After being selected in the 16th round of the 2021 Major League Baseball draft by the Miami Marlins, Melendez chose to return to Texas for his junior year. In 2022, Melendez hit .387 with 96 hits, 94 RBIs, and 32 home runs, which broke Kyle Russell's school record and Kris Bryant's national home run record since the BBCOR bats were introduced in 2011. Melendez won Big 12 Player of the Year and also won first team all-Big 12. Nationally, Melendez won the Golden Spikes Award, Dick Howser Trophy, and Collegiate Baseball Newspaper player of the year. Melendez was also awarded American Baseball Coaches Association First Team All-American.

== Professional career ==
=== Arizona Diamondbacks ===
The Arizona Diamondbacks selected Melendez in the second round, with the 43rd overall selection, of the 2022 MLB draft. He signed with the team for $1.4 million on July 23, 2022. Melendez split his first professional season between the rookie-level Arizona Complex League Diamondbacks and Single-A Visalia Rawhide.

On June 23, 2023, while playing for the High–A Hillsboro Hops, Melendez hit for the cycle in a 10–6 loss to the Everett AquaSox. In doing so, he became the second player in franchise history to hit for the cycle, and the first to do so at home.

Melendez began the 2025 season with the Double-A Amarillo Sod Poodles, hitting .258/.348/.480 with 16 home runs and 43 RBI. On August 2, 2025, Melendez was promoted to the Triple-A Reno Aces. In 25 appearances for the Aces, he slashed .292/.347/.483 with three home runs and 19 RBI.

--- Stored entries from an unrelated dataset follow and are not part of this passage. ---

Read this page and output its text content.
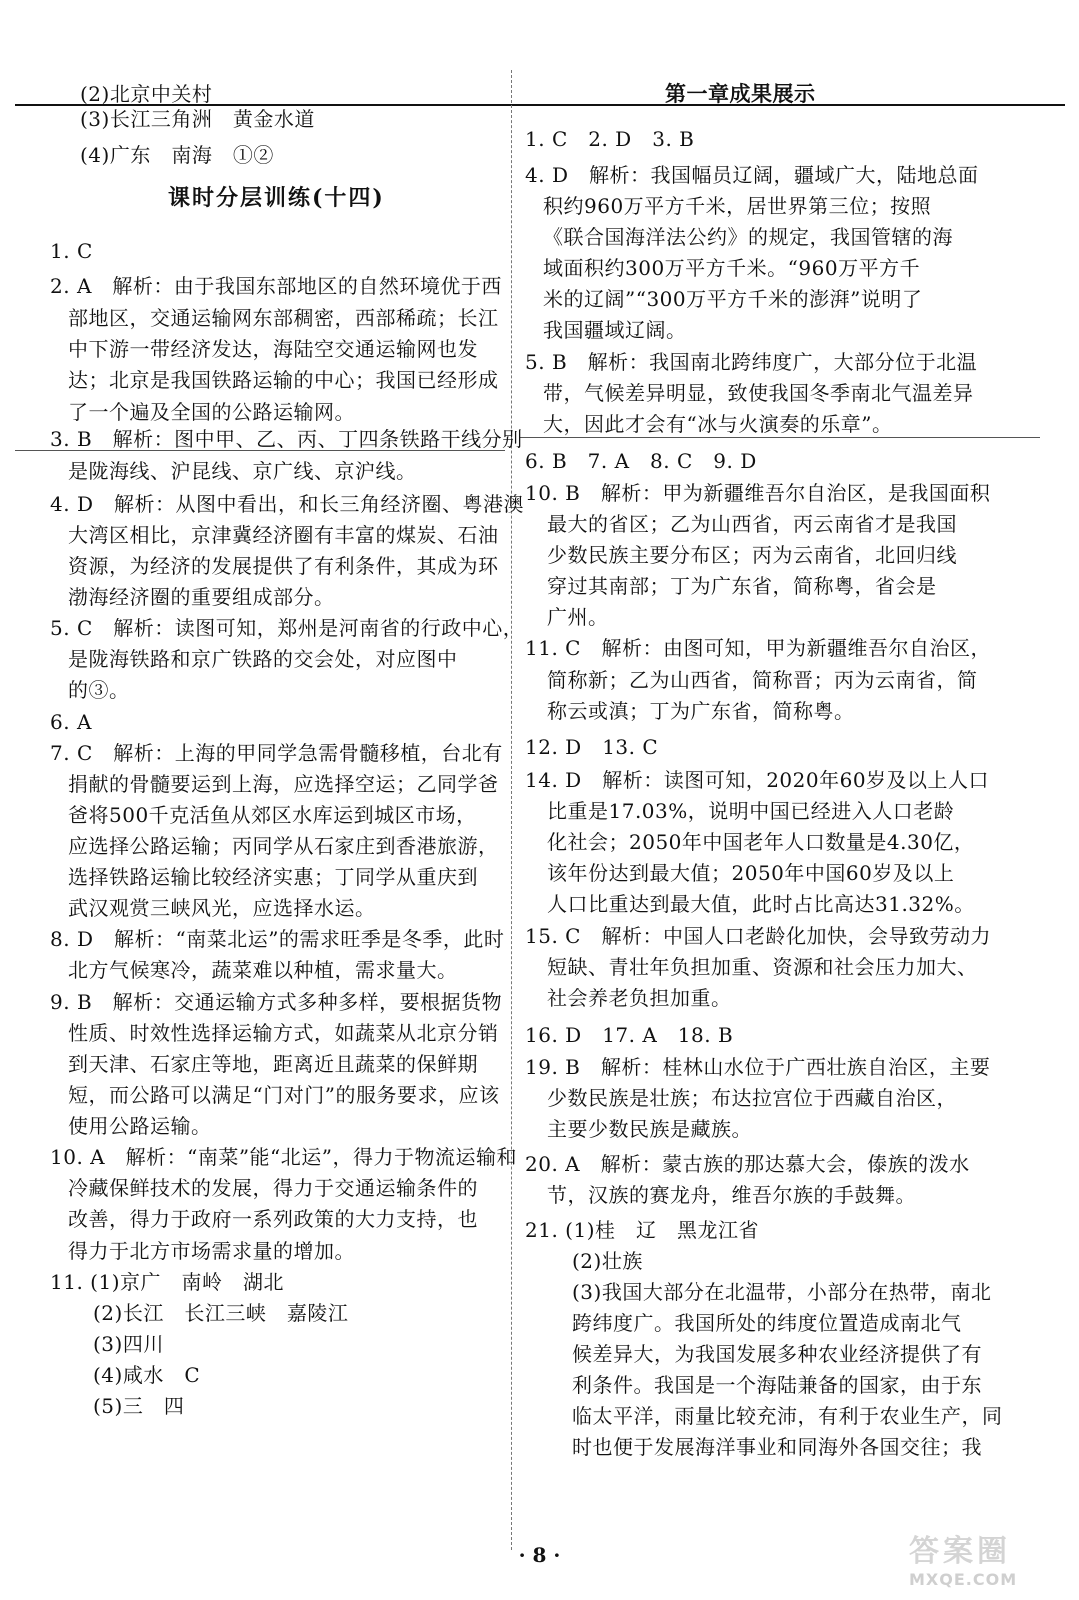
(2)北京中关村	第一章成果展示
(3)长江三角洲　黄金水道
(4)广东　南海　①②
课时分层训练(十四)
1. C
2. A　解析：由于我国东部地区的自然环境优于西
部地区，交通运输网东部稠密，西部稀疏；长江
中下游一带经济发达，海陆空交通运输网也发
达；北京是我国铁路运输的中心；我国已经形成
了一个遍及全国的公路运输网。
3. B　解析：图中甲、乙、丙、丁四条铁路干线分别
是陇海线、沪昆线、京广线、京沪线。
4. D　解析：从图中看出，和长三角经济圈、粤港澳
大湾区相比，京津冀经济圈有丰富的煤炭、石油
资源，为经济的发展提供了有利条件，其成为环
渤海经济圈的重要组成部分。
5. C　解析：读图可知，郑州是河南省的行政中心，
是陇海铁路和京广铁路的交会处，对应图中
的③。
6. A
7. C　解析：上海的甲同学急需骨髓移植，台北有
捐献的骨髓要运到上海，应选择空运；乙同学爸
爸将500千克活鱼从郊区水库运到城区市场，
应选择公路运输；丙同学从石家庄到香港旅游，
选择铁路运输比较经济实惠；丁同学从重庆到
武汉观赏三峡风光，应选择水运。
8. D　解析：“南菜北运”的需求旺季是冬季，此时
北方气候寒冷，蔬菜难以种植，需求量大。
9. B　解析：交通运输方式多种多样，要根据货物
性质、时效性选择运输方式，如蔬菜从北京分销
到天津、石家庄等地，距离近且蔬菜的保鲜期
短，而公路可以满足“门对门”的服务要求，应该
使用公路运输。
10. A　解析：“南菜”能“北运”，得力于物流运输和
冷藏保鲜技术的发展，得力于交通运输条件的
改善，得力于政府一系列政策的大力支持，也
得力于北方市场需求量的增加。
11. (1)京广　南岭　湖北
(2)长江　长江三峡　嘉陵江
(3)四川
(4)咸水　C
(5)三　四
1. C　2. D　3. B
4. D　解析：我国幅员辽阔，疆域广大，陆地总面
积约960万平方千米，居世界第三位；按照
《联合国海洋法公约》的规定，我国管辖的海
域面积约300万平方千米。“960万平方千
米的辽阔”“300万平方千米的澎湃”说明了
我国疆域辽阔。
5. B　解析：我国南北跨纬度广，大部分位于北温
带，气候差异明显，致使我国冬季南北气温差异
大，因此才会有“冰与火演奏的乐章”。
6. B　7. A　8. C　9. D
10. B　解析：甲为新疆维吾尔自治区，是我国面积
最大的省区；乙为山西省，丙云南省才是我国
少数民族主要分布区；丙为云南省，北回归线
穿过其南部；丁为广东省，简称粤，省会是
广州。
11. C　解析：由图可知，甲为新疆维吾尔自治区，
简称新；乙为山西省，简称晋；丙为云南省，简
称云或滇；丁为广东省，简称粤。
12. D　13. C
14. D　解析：读图可知，2020年60岁及以上人口
比重是17.03%，说明中国已经进入人口老龄
化社会；2050年中国老年人口数量是4.30亿，
该年份达到最大值；2050年中国60岁及以上
人口比重达到最大值，此时占比高达31.32%。
15. C　解析：中国人口老龄化加快，会导致劳动力
短缺、青壮年负担加重、资源和社会压力加大、
社会养老负担加重。
16. D　17. A　18. B
19. B　解析：桂林山水位于广西壮族自治区，主要
少数民族是壮族；布达拉宫位于西藏自治区，
主要少数民族是藏族。
20. A　解析：蒙古族的那达慕大会，傣族的泼水
节，汉族的赛龙舟，维吾尔族的手鼓舞。
21. (1)桂　辽　黑龙江省
(2)壮族
(3)我国大部分在北温带，小部分在热带，南北
跨纬度广。我国所处的纬度位置造成南北气
候差异大，为我国发展多种农业经济提供了有
利条件。我国是一个海陆兼备的国家，由于东
临太平洋，雨量比较充沛，有利于农业生产，同
时也便于发展海洋事业和同海外各国交往；我
· 8 ·	答案圈
MXQE.COM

Melendez was assigned to Triple-A Reno to begin the 2026 season, where he batted .222/.280/.378 with two home runs and eight RBI across 12 games. He was released by the Diamondbacks organization on April 23, 2026.

=== El Águila de Veracruz ===
On May 11, 2026, Melendez signed with El Águila de Veracruz of the Mexican League. In eight games for Veracruz, he batted .294/.333/.353 with one RBI and one stolen base. On June 5, Melendez was placed on the team's reserve list.

=== High Point Rockers ===
On June 9, 2026, Melendez has his contract transferred to the High Point Rockers of the Atlantic League of Professional Baseball.